Summer seemed to suddenly finish early this year. Almost with an audible thud as though someone had flicked the Fall switch. Still, as the temperature needs to plummet from an August high of 35 to minus 10 on the mountain tops by year end, I guess Mother Nature needs to get on with it. Which has got me thinking about the white stuff.
Japan benefits from the Kuroshio – a warm ocean current that swirls around from the tropical regions near Indonesia and Philippines. Sitting in the lee of the massive Eurasia continent at mid-latitudes, without this current Japan would likely be a dry, barren place. Fortunately, in wintertime, the warm, moist air that rides atop the Kuroshio smashes into the freezing blocks of atmosphere that roll south from the Arctic, generating bucket-loads of snow. Almost too much in some places, like the famous Snow Country along the Japan Sea west coast, where the white stuff piles up meters high. But in more central and easterly locations, it’s just right to create perfect conditions for skiing.
Japan's ski population is decreasing so there is more capacity these days for international skiers.
The number of Japanese skiers is decreasing as a result of a falling and aging total population, although there are still some amazingly active skiers in their 60s and 70s. This means that Japan’s copious ski infrastructure has more capacity these days for international skiers. A good example of this is the Hokkaido resort of Niseko. Remote from the major Japanese population centers on Honshu, this resort has aggressively targeted the international ski market.
Photo: Brian Chiu on Flickr
As a result of these efforts, for example, Japan has become the second largest international destination for Australian skiers, after neighboring New Zealand. Japan offers a counter-seasonal opportunity to down-under skiers, whose own season is in July/August. The low value of the yen offers very good value to international skiers, who can also have an oriental cultural experience as a bonus. Australia alone has a ski population of one million, meaning that in Japan’s winter QANTAS flights to Tokyo are more heavily laden with northbound Australian skiers than returning Japanese tourists.
But of course those of us on Honshu don’t need to stretch as far as catching the new bullet train to Hokkaido for great skiing options. Nagano hosted the 1998 Winter Olympics, and received its own bullet train in support. Just 90 minutes from Ueno will bring you within taxi distance of a host of good resorts. Hakuba is one of the most popular with a wide range of facilities. A little to the east is Sugadaira, with a large selection of gentle slopes weaving their way through forested terraces, ideal for intermediate skiers.

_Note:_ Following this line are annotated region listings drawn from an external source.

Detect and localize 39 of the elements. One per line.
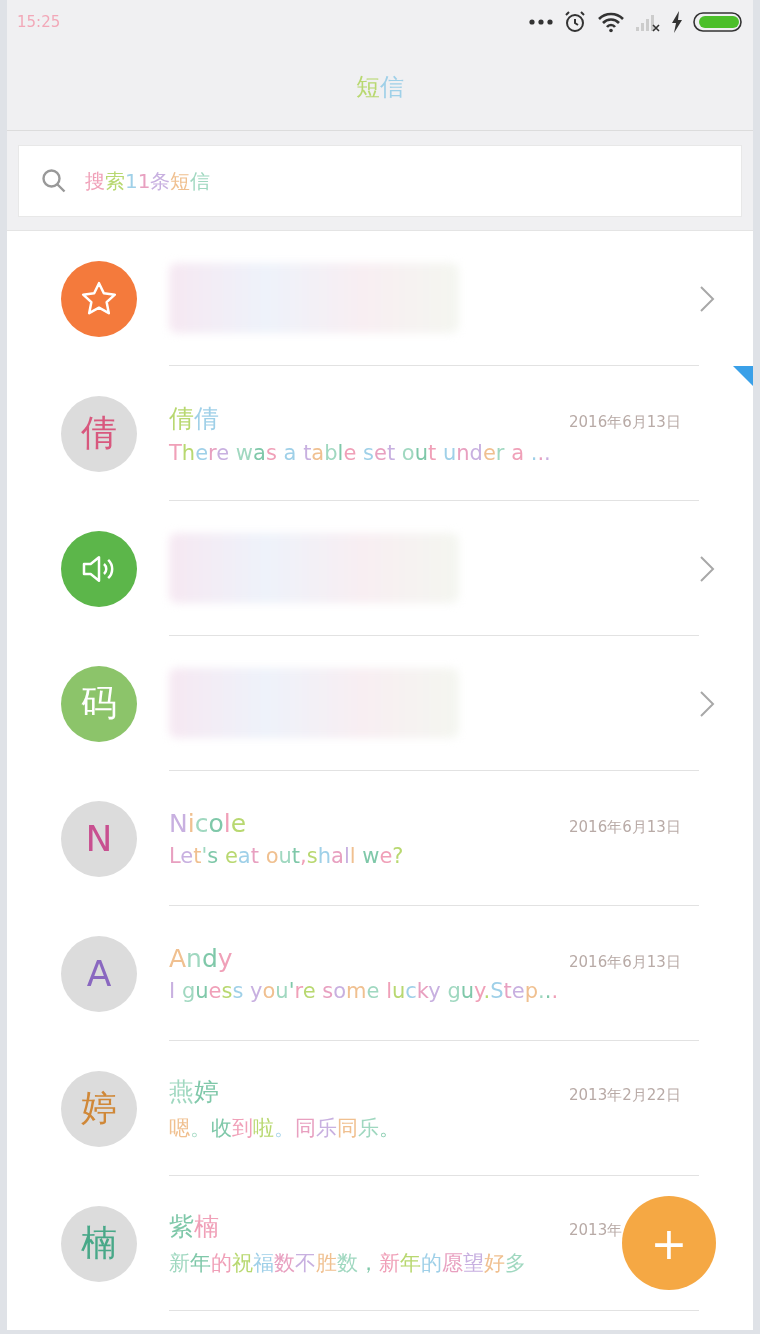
chevron-right-icon: [699, 689, 715, 718]
alarm-icon: [563, 10, 587, 34]
contact-name: 倩倩: [169, 402, 219, 435]
conversation-item[interactable]: A Andy 2016年6月13日 I guess you're some lucky guy.Step...: [7, 906, 753, 1041]
letter-avatar: 码: [61, 665, 137, 742]
message-preview: There was a table set out under a ...: [169, 440, 552, 465]
chevron-right-icon: [699, 554, 715, 583]
new-message-button[interactable]: +: [622, 1196, 716, 1290]
status-time: 15:25: [17, 13, 61, 31]
contact-name: Andy: [169, 943, 233, 973]
conversation-item[interactable]: 码: [7, 636, 753, 771]
chevron-right-icon: [699, 284, 715, 313]
contact-name: 燕婷: [169, 1075, 219, 1108]
search-icon: [41, 168, 67, 194]
wifi-icon: [597, 11, 625, 33]
message-date: 2013年2月22日: [569, 1085, 682, 1105]
letter-avatar: A: [61, 935, 137, 1012]
contact-name: Nicole: [169, 808, 247, 838]
message-preview: Let's eat out,shall we?: [169, 843, 405, 868]
contact-name: 紫楠: [169, 1210, 219, 1243]
conversation-item[interactable]: 婷 燕婷 2013年2月22日 嗯。收到啦。同乐同乐。: [7, 1041, 753, 1176]
charging-icon: [671, 11, 683, 33]
letter-avatar: 倩: [61, 395, 137, 472]
conversation-item[interactable]: N Nicole 2016年6月13日 Let's eat out,shall we?: [7, 771, 753, 906]
message-date: 2013年: [569, 1220, 624, 1240]
letter-avatar: 婷: [61, 1070, 137, 1147]
search-field[interactable]: 搜索11条短信: [18, 145, 742, 217]
letter-avatar: N: [61, 800, 137, 877]
message-preview: 新年的祝福数不胜数，新年的愿望好多: [169, 1249, 527, 1277]
message-preview: 嗯。收到啦。同乐同乐。: [169, 1114, 401, 1142]
screen-title: 短信: [356, 72, 404, 103]
conversation-item[interactable]: 倩 倩倩 2016年6月13日 There was a table set out under a ...: [7, 366, 753, 501]
battery-icon: [693, 11, 743, 33]
more-dots-icon: [529, 19, 553, 25]
message-date: 2016年6月13日: [569, 817, 682, 837]
message-date: 2016年6月13日: [569, 952, 682, 972]
message-date: 2016年6月13日: [569, 412, 682, 432]
message-preview: I guess you're some lucky guy.Step...: [169, 978, 560, 1003]
letter-avatar: 楠: [61, 1205, 137, 1282]
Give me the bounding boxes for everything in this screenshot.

There are several ski resorts in the Fuji area.
Mt Fuji’s symmetrically white capped figure is a promotional icon for Japan’s winter. There are a couple of resorts on sacred Fuji itself, and a number close by that provide spectacular views of the big mountain, if not from the slopes themselves, at least en route to them. Fuji is on the main Tokkaido route connecting Japan’s three largest cities of Tokyo, Nagoya, and Osaka. So transport to the area is convenient with options of bullet train or several freeways for bus or car transport.
So, get those planks waxed. In no time at all we’ll be saying ‘snows up’. Will you be ready?